DobadoBots: Implementing the Parser

Lately, I have been working on a video-game called DobadoBots. This game is about programming a robot’s artificial intelligence to solve mazes.

The robot is materialized by a white triangle. The goal is to reach the objective (orange square) while avoiding several obstacles.

Instead of using a standard embeddable script language such as LUA, I went the custom way and wrote my own language.

In a previous post, we detailed the AST specification and structure. In this post, we go through the implementation of the parser.

As a quick reminder, the language we are attempting to parse looks like this

IF laserDistance > 20
  moveForward
ELSE
  IF laserScan = objective
    moveForward
  ELSE
   IF laserScan = obstacle
       turnLeft
   ELSE faceObjectives

TL;DR, show me the code instead: here you go.

Parsec

As a new Haskell developer, I went through the various available parsing libraries.
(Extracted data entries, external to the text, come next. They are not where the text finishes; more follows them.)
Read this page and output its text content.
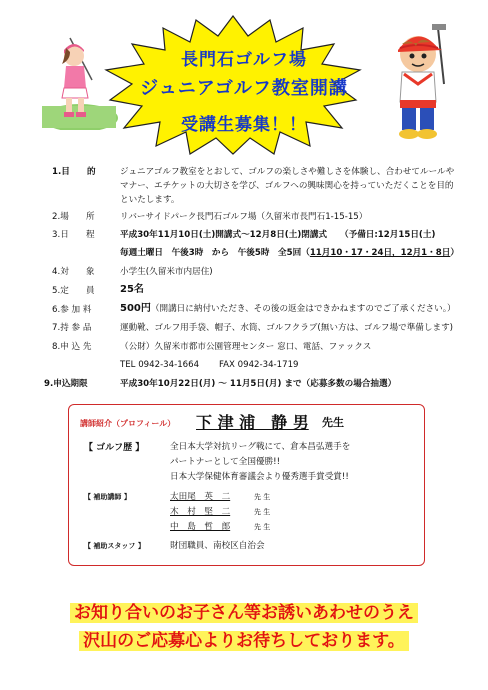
長門石ゴルフ場
ジュニアゴルフ教室開講
受講生募集！！
1.目　　的	ジュニアゴルフ教室をとおして、ゴルフの楽しさや難しさを体験し、合わせてルールや
マナー、エチケットの大切さを学び、ゴルフへの興味関心を持っていただくことを目的
といたします。
2.場　　所	リバーサイドパーク長門石ゴルフ場（久留米市長門石1-15-15）
3.日　　程	平成30年11月10日(土)開講式～12月8日(土)閉講式 （予備日:12月15日(土)
毎週土曜日　午後3時　から　午後5時　全5回（11月10・17・24日，12月1・8日）
4.対　　象	小学生(久留米市内居住)
5.定　　員	25名
6.参 加 料	500円（開講日に納付いただき、その後の返金はできかねますのでご了承ください。）
7.持 参 品	運動靴、ゴルフ用手袋、帽子、水筒、ゴルフクラブ(無い方は、ゴルフ場で準備します)
8.申 込 先	（公財）久留米市都市公園管理センター 窓口、電話、ファックス
TEL 0942-34-1664　　 FAX 0942-34-1719
9.申込期限	平成30年10月22日(月) ～ 11月5日(月) まで（応募多数の場合抽選）
講師紹介（プロフィール） 下 津 浦　静 男 先生
【 ゴルフ歴 】	全日本大学対抗リーグ戦にて、倉本昌弘選手を
パートナーとして全国優勝!!
日本大学保健体育審議会より優秀選手賞受賞!!
【 補助講師 】	太田尾　英　二	先 生
木　村　堅　二	先 生
中　島　哲　郎	先 生
【 補助スタッフ 】	財団職員、南校区自治会
お知り合いのお子さん等お誘いあわせのうえ
沢山のご応募心よりお待ちしております。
I finally decided to use the Parsec library. I have been amazed by it so far. This is probably the best parsing library I ever used.

The base concept of Parsec is to combine multiple Parser monads in order to create a monad that will either parse your AST, either return a detailed error message.

Parsec is providing basic Parser monads for the most common builtin datatypes (e.g. space, newline, character, integer, double, etc.). You can then build more useful parsers by assembling those basic ones using some combinators.

I find this design very elegant, however, after using this library a bit, you can very quickly mess things up. Therefore, I would recommend writing a lot of unit tests before implementing your parser.

Let’s Parse Dobadolang

There are several ways to use parsec. You can use the monadic approach and take advantage of the do notation or you can use the applicative approach and use the applicative style to combine the various parsers.

I decided to use the applicative approach for this project as it was a more compact notation.

We will build our compiler using the bottom up approach, let’s start by specifying the AST’s leaves: the action token.

Parsing Action Tokens

Each token of our language is defined by a specific string. Parsec provides a string parser which can parse a simple string case-sensitively. We can, for example, parse the move forward token like this:

string "moveForward"

Alright, but if we look at the type of string, we see we done something wrong.

Stream s m Char => String -> ParsecT s u m String

Yup, the actual returned value will be the string itself. We do not want that, we want to return the AST element instead.

We will use the <$ version of fmap. This inflix function basically discards the return value contained in the parsec parser to instead return the value specified at its left.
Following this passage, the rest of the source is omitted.